# 68 LeMans Clone Checklist



## jokadrma (Oct 11, 2005)

I recently purchased a nicely condition 1968 LeMans. Mechanically, it's in very good shape, but has had the original 350 removed in favor of a GTO 400 ci. The car is solid and has a near mint interior. Teal trim, Alpine Blue Metallic pain and a black vinyl top.

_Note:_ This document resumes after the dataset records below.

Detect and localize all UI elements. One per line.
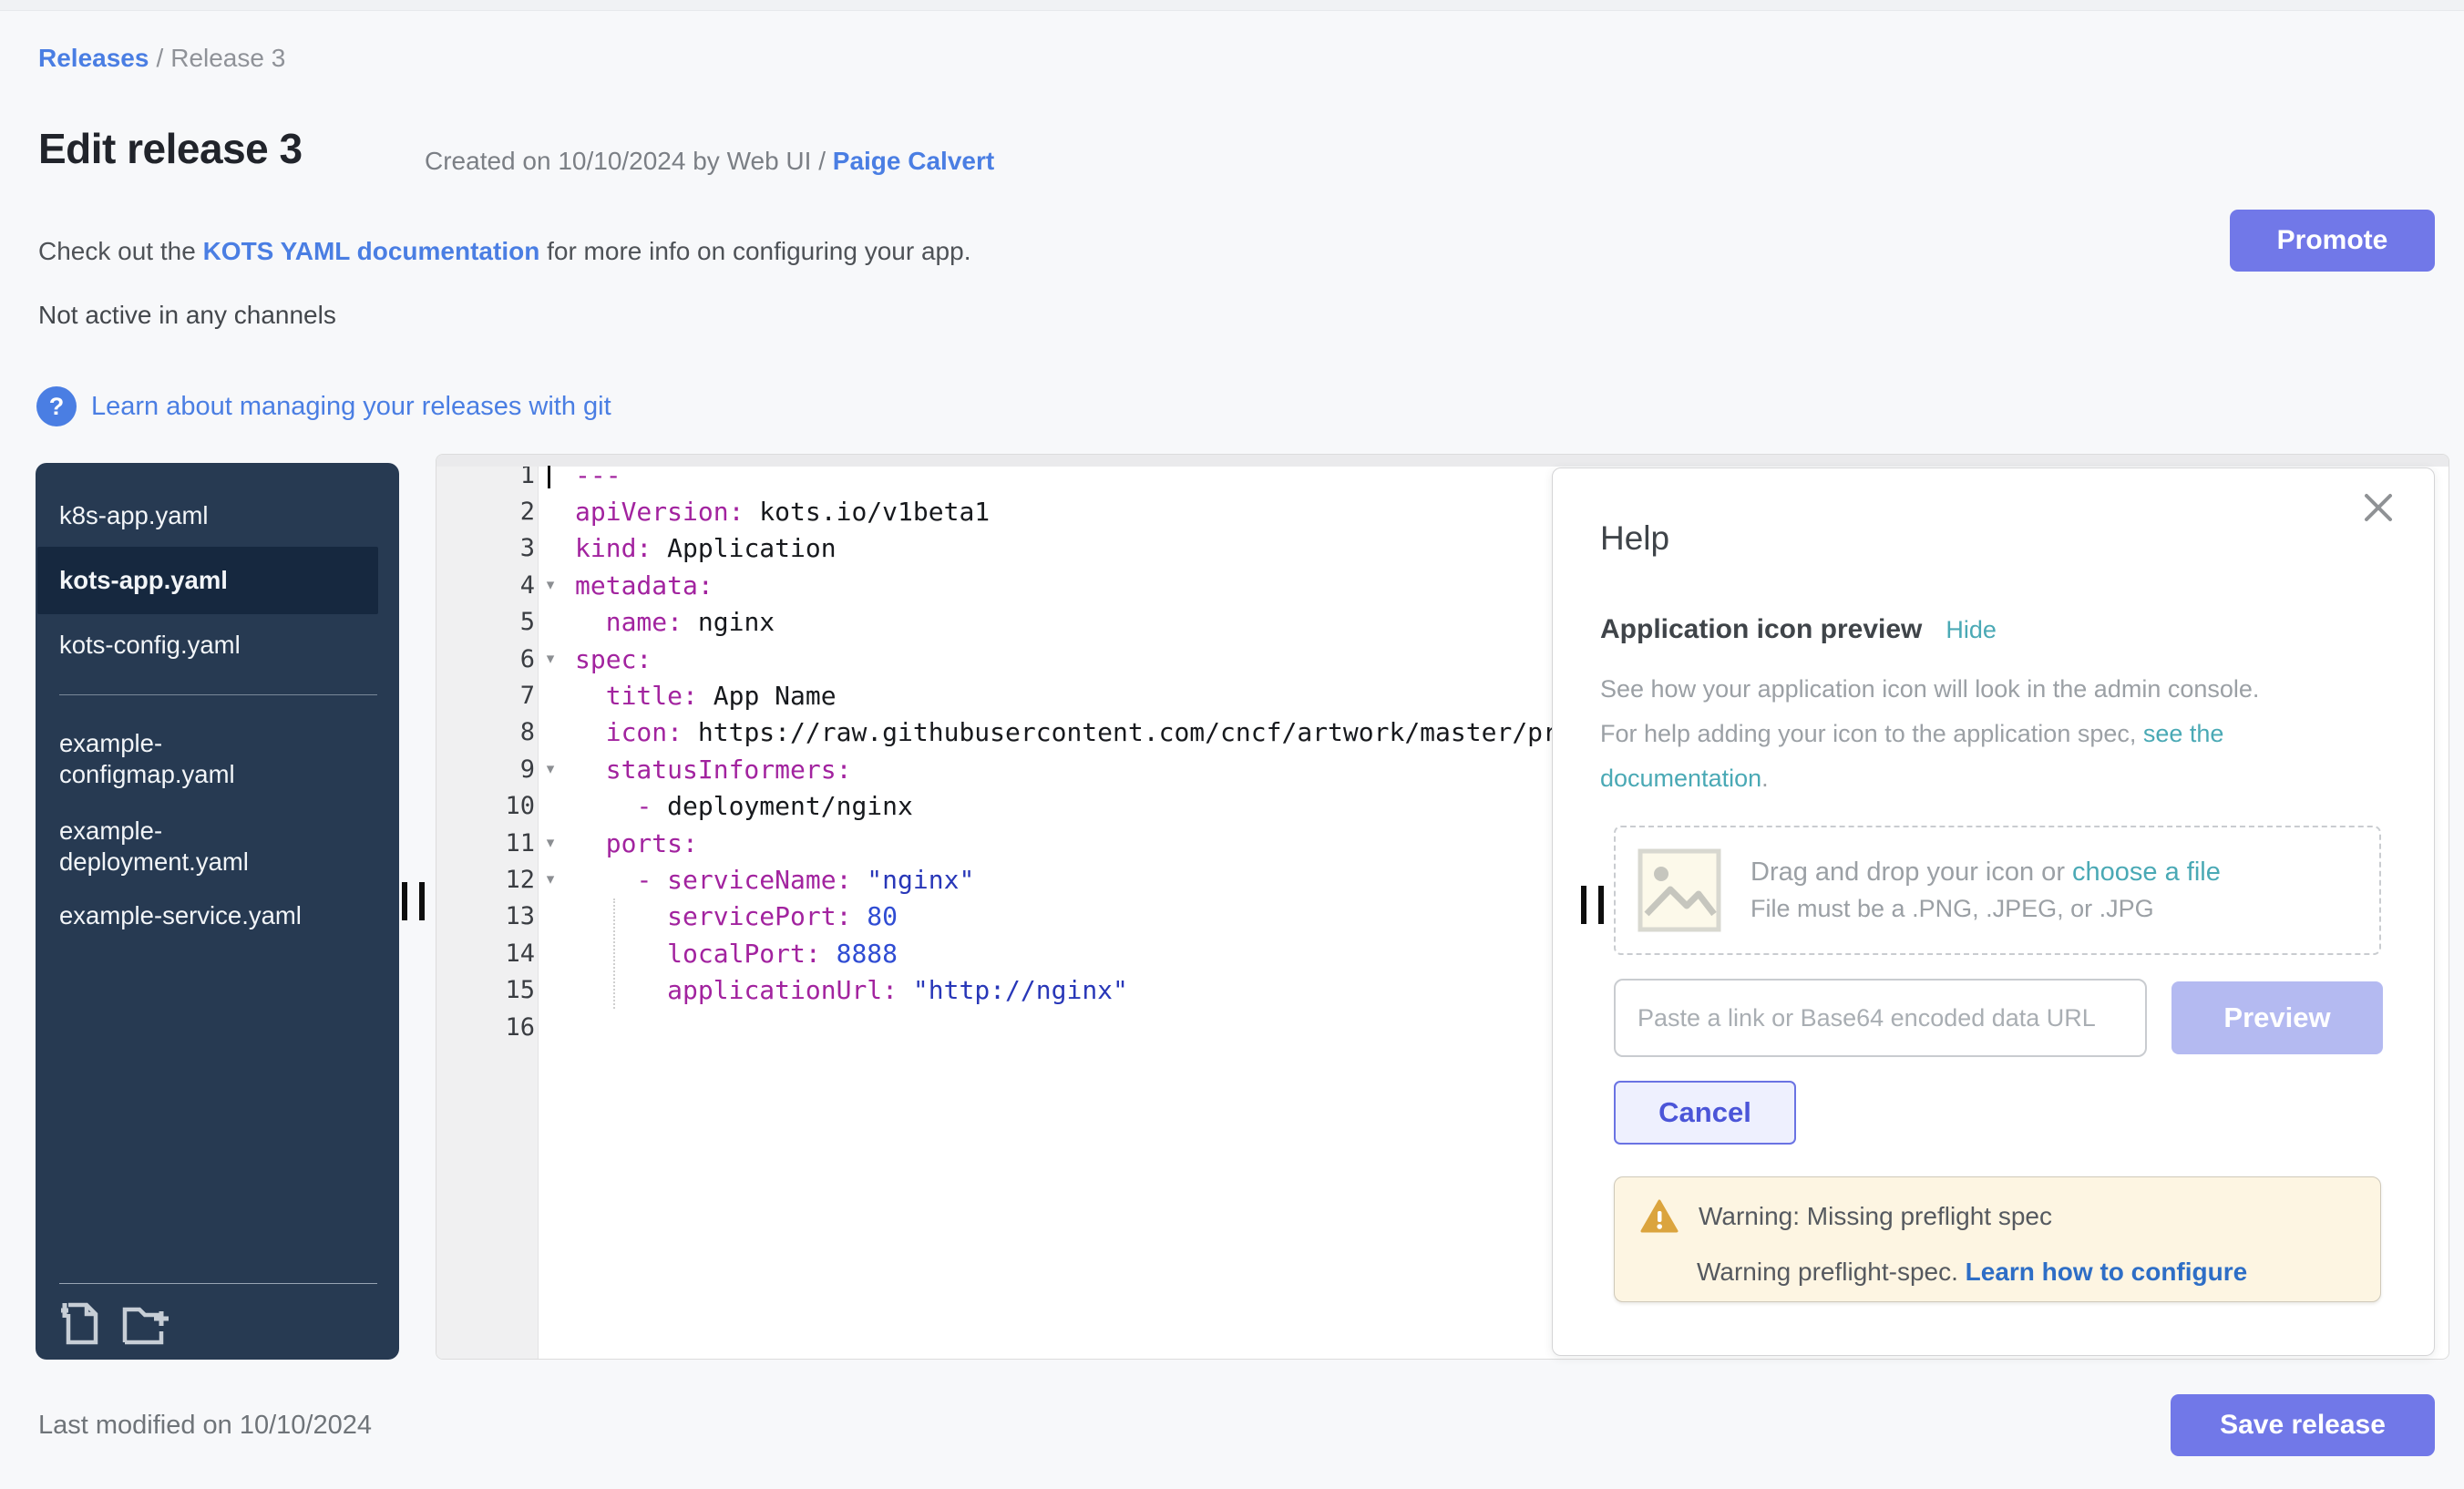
code-text: statusInformers: — [562, 755, 851, 785]
icon-dropzone[interactable]: Drag and drop your icon or choose a file… — [1614, 826, 2381, 955]
preview-button[interactable]: Preview — [2171, 981, 2383, 1054]
line-number: 4 — [520, 571, 535, 600]
breadcrumb-releases-link[interactable]: Releases — [38, 44, 149, 72]
top-strip — [0, 0, 2464, 11]
help-panel-resize-handle[interactable] — [1581, 886, 1604, 924]
file-item[interactable]: example- configmap.yaml — [59, 715, 377, 803]
created-text: Created on 10/10/2024 by Web UI / — [425, 147, 833, 175]
line-number: 5 — [520, 608, 535, 636]
breadcrumb-current: Release 3 — [170, 44, 285, 72]
choose-file-link[interactable]: choose a file — [2072, 857, 2221, 887]
breadcrumb: Releases/Release 3 — [38, 44, 285, 73]
code-text: - deployment/nginx — [562, 791, 913, 821]
fold-arrow-icon[interactable]: ▾ — [539, 576, 562, 594]
line-number: 16 — [505, 1013, 535, 1042]
created-line: Created on 10/10/2024 by Web UI / Paige … — [425, 147, 994, 176]
warning-body: Warning preflight-spec. — [1697, 1258, 1966, 1286]
hide-link[interactable]: Hide — [1946, 616, 1997, 644]
git-learn-link[interactable]: Learn about managing your releases with … — [91, 392, 611, 422]
desc-period: . — [1761, 765, 1769, 792]
line-number: 9 — [520, 755, 535, 784]
promote-button[interactable]: Promote — [2230, 210, 2435, 272]
line-number: 7 — [520, 682, 535, 710]
new-file-icon[interactable] — [59, 1301, 101, 1347]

My question is ... what all is involved and will need to be purchased to clone this baby into a 68 GTO? Or would Pontiac enthusiasts prefer I left it a LeMans? As far as I'm concerned, once the engine has been replaced anything is fair game. Here's what I have off the very top of my head ... 

Endura bumper
GTO Hood
Left and Right GTO grilles
Hood scoop inserts
Various GTO trim pieces

What am I missing? Thanks for any help ...


----------



## NOGTO (Dec 27, 2008)

Your choice but I would keep it original. I love the GTO's and the GTO clones. In 10 to 20 years will people still make clones or will the LeMans price drive upward? The true LeMans may become more of a value than a clone.


----------



## GTO JUDGE (May 14, 2005)

IMO: Do the car up the way YOU want. If the car was all original, I would keep it that way but it isn't. After 40 years the trend dictates it will not be near the value of a GTO. The only drawback with Lemans clones are guys fix them up to look like GTO's and then try and sell them for what a GTO is worth. I looked at a 70 Lemans cloned to a Judge a while back and the guy wanted nearly as much for that as a GTO would go for. Guys want too high a retail sale for them. 

You are buying the VIN. The one thing I would tell you is.... figure out what it will cost you to clone it out including your time. Depending on how much you put into it you may be able to find a 42 car for close to what you have in it. I have seen clones that stop short of a complete job and it doesn't look right. If you decide to clone it, go the whole 9 yards doing so or don't even start it.

Does the Lemans have P O N T I A C across the trunk? If it does at it to the list. Pay attention to decal and logo placements, including interior door panels. 

If you are concerned about the Lemans being more valuable than a clone, keep the parts you take off of it so if you sell it in the future you'll have the parts. I would assume you would want to sell them to pay for new parts though. If you do, look at what those parts are going for, GTO restorers would be interested in them.


----------



## Petey D (Feb 14, 2009)

^ sound advise.

Are you sure the engine was replaced? A lot of Lemans' came with the 400.


----------



## 68greengoat (Sep 15, 2005)

Check out this thread about cloning. It was talked about extensively.

http://www.gtoforum.com/f50/clone-lemans-gto-keep-real-20517/


----------



## Too Many Projects (Nov 15, 2008)

Who dug this dinosaur up ???
The original post is 3 1/2 years old and the poster never came back on......:rofl:
I was gonna open with a "welcome", since it was his first post but I noticed he signed up in 05.:seeya:


----------



## 68greengoat (Sep 15, 2005)

Well looky there. At least someone is paying attention. Maybe NOGTO can do some 'xplainin'................ Or, did this thread somehow just pop in as current?


----------